YOU INVESTED IN A PRIVATE OFFERING AND WANT TO SELL YOUR INTEREST – WHAT DO YOU DO?
For all private offerings, restricted and/or controlled securities are issued, thus inhibiting the ability for investors to sell or transfer their interest. For securities purchased in a Regulation D offering, the interest is considered “restricted” and cannot be freely resold to the public. Thus, investors must identify an exemption from the Security and Exchange Commission’s (“SEC”) registration requirements. Rule 144 serves as one such exemption allowing public resale of restricted and control securities if certain conditions are met. This article aims to educate real estate syndication investors on Rule 144, as well as other similarly situated investors, on how they may sell their interest after investing in a restricted offering.
Background on Rule 144
Under the Securities Act of 1933 (“Securities Act”), securities are required to be registered with the SEC prior to being issued to the public. However, some securities such as restricted securities and control securities are not required to be issued. Restricted securities are securities acquired in unregistered, private sales from the issuing company or from an affiliate of the issuer. These include private placements, Regulation D offerings, and equity compensation. Control securities are those held by an affiliate of the issuing company such as the manager of a syndication, an executive, or a major shareholder. Because restricted and control securities are not required to be registered, they generally may not be freely resold. Rule 144 functions as an exemption to the general rule provided that the following five conditions are met:
- Holding Period: The holding period condition applies only to restricted securities and begins on the date the securities were bought and paid for. The length of time restricted securities are required to be held prior to sale is dependent on whether the issuer is considered a “reporting company” or a “non-reporting company.” A reporting company is one subject to the reporting requirements under the Securities and Exchange Act of 1934 while a non-reporting company is not subject to such requirements. Investors in an issuer considered a reporting company are required to hold the interest for a minimum of six months while investors in an issuer considered a non-reporting company are required to hold the interest for a minimum of one year prior to a public sale. Real estate syndication issuers are generally non-reporting companies and investors are thus required to hold their interest for a minimum of one year.
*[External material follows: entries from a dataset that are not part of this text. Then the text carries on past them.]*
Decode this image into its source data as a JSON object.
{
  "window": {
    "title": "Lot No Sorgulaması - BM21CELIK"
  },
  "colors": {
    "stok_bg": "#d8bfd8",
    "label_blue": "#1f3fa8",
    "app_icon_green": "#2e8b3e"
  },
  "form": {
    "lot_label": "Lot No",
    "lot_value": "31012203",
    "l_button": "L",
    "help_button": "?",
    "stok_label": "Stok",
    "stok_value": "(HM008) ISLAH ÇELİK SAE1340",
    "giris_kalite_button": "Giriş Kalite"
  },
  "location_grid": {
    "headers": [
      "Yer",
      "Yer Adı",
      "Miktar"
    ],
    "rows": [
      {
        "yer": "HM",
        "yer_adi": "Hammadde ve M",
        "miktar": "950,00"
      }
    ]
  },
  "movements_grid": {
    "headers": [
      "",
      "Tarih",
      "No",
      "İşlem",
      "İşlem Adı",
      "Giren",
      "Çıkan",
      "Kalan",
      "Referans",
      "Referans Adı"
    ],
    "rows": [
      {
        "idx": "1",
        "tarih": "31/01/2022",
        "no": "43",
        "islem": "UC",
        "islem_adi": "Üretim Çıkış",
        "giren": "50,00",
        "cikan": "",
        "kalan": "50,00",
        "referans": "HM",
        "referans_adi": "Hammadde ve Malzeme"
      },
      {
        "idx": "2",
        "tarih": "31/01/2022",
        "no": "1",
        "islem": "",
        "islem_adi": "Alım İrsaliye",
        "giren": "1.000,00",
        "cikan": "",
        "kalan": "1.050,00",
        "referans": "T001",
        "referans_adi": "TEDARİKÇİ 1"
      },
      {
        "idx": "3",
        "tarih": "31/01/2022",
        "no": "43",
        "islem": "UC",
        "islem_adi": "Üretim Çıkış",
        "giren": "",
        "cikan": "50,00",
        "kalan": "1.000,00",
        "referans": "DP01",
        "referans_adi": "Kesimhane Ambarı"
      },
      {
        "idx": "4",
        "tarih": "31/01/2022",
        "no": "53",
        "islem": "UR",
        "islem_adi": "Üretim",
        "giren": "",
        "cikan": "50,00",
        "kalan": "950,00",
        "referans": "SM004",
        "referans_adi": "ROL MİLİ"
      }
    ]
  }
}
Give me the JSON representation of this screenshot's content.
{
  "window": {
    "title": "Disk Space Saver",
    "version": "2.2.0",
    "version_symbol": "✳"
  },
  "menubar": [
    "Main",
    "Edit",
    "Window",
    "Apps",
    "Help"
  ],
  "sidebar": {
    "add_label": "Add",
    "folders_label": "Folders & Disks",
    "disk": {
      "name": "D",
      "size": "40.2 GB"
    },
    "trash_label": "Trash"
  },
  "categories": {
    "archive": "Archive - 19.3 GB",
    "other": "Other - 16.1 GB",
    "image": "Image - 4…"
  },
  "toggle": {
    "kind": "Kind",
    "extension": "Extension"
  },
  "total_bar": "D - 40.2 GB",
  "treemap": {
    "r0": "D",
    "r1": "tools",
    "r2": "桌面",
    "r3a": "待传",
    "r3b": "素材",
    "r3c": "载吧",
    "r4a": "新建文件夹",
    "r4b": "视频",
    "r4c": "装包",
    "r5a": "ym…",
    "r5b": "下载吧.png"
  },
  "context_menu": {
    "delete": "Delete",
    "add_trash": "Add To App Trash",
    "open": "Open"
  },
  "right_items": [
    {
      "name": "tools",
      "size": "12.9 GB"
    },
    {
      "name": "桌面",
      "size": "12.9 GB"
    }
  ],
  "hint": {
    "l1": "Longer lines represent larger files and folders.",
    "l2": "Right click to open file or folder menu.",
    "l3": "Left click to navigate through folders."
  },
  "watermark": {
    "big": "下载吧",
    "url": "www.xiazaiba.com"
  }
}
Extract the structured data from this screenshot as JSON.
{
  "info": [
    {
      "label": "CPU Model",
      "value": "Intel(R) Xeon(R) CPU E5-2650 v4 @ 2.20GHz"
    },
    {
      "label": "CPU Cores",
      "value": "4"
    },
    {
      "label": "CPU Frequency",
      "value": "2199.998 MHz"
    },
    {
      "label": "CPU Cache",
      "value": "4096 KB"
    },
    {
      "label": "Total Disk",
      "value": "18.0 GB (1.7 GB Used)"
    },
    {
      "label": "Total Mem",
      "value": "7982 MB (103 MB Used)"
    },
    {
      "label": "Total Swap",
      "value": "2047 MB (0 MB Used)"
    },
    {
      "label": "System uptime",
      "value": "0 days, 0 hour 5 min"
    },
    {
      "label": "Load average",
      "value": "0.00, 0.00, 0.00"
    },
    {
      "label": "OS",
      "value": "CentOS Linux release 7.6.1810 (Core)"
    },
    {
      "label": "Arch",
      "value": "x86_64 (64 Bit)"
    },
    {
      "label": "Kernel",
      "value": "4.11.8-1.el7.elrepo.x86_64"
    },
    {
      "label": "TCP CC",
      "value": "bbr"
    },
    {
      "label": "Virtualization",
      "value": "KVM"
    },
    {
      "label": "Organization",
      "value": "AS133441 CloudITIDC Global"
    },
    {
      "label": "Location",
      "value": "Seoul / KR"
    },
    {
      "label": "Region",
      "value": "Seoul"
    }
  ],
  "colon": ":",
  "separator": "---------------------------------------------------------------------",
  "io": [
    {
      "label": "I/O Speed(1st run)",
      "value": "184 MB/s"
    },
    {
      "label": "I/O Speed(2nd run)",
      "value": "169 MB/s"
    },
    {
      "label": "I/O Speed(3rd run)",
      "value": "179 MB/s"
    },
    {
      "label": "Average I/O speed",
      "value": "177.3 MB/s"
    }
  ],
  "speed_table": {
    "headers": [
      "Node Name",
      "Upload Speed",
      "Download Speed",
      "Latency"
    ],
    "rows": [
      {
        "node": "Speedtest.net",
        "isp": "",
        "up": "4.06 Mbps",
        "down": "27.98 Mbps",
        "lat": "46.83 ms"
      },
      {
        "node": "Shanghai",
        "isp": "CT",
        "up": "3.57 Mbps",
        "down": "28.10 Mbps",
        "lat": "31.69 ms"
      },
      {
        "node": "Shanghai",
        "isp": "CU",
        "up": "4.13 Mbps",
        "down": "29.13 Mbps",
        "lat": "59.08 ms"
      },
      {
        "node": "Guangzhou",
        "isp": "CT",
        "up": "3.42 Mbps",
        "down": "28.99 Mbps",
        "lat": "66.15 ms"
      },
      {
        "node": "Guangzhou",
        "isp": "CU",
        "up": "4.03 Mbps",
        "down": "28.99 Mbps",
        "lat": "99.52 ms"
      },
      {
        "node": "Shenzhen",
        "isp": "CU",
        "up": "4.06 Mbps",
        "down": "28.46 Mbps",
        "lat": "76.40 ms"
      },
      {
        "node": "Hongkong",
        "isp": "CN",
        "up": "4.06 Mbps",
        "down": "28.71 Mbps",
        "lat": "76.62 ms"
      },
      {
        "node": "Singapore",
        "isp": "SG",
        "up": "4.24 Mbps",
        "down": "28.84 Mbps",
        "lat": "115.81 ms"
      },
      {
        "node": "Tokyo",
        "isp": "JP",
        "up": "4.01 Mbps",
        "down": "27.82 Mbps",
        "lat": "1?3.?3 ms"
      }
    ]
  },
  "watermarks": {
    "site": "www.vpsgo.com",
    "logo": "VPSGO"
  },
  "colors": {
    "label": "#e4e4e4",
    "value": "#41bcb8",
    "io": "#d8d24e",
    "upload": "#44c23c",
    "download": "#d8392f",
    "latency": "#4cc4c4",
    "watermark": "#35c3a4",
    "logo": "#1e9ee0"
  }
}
- Current Public Information: Before any sale of unregistered securities may be made, adequate current information about the issuer must be available. Reporting companies must comply with periodic requirements of the Securities and Exchange Act of 1934 while non-reporting companies must provide company information such as the nature of business, the identity of officers and directors or managers, and financial statements.
- Trading Volume Formula: For affiliates wishing to sell their interest, the number of equity securities sold within a three-month period cannot exceed 1% of all outstanding shares being sold within the same class. This is typically the formula for real estate syndications. For a class listed on a stock exchange, the trading formula is the greater of the above or 1% or average reported weekly trading volume during the four weeks preceding a Form 144 notice of sale.
- Ordinary Brokerage Transactions: Brokers may not receive more than a normal commission and neither sellers nor brokers may solicit the purchase of securities. Instead, if the seller is an affiliate, all securities sales but be within routine trading transactions.
- Filing a Notice of Proposed Sale With the SEC: Affiliates must file a notice with the SEC if the sale involves more than 5,000 shares or the interest is greater than $50,000 in any three month period. The notice filed is on a Form 144 which asks for basic information about the issuer and purchaser, the securities to be sold, and securities sold during the past three months.
Determining How Rule 144 Applies to You
Affiliate or Non-Affiliate? | Restricted Securities |
Affiliate: An individual such as an executive officer, director, or large shareholder with the ability to influence or control the issuer company. | · Affiliates must comply with all Rule 144 conditions prior to any proposed sale. This means that even if all of the requirements are met, a Form 144 notice must sill be filed if the sale involves more than 5,000 shares or is greater than $50,000 in any three month period. |
Non-Affiliate: An individual without the ability to influence or control the issuer. | · For non-affiliates, if the interest is held for over one year, the interest may be sold without regard to Rule 144. If the interest with an issuer considered a “reporting company” is held for over six months but less than a year, the interest may be sold if the current public information condition is satisfied. |
Meeting Rule 144 Conditions Does Not Mean the Interest may be Freely Traded
Despite the safe-harbor provided by Rule 144, satisfying the five conditions does not mean the interest may be freely traded. Restricted securities still may not be resold until the issuer consents and the issuer’s counsel provides an opinion letter to remove the certificate’s restrictive legend. This opinion letter covers a three month period and serves to protect the issuer against securities law violations by certifying that certain requirements are met and the issuer is in compliance.
Ensuring compliance with Rule 144 and related Securities Act rules is imperative to avoid legal and monetary penalties.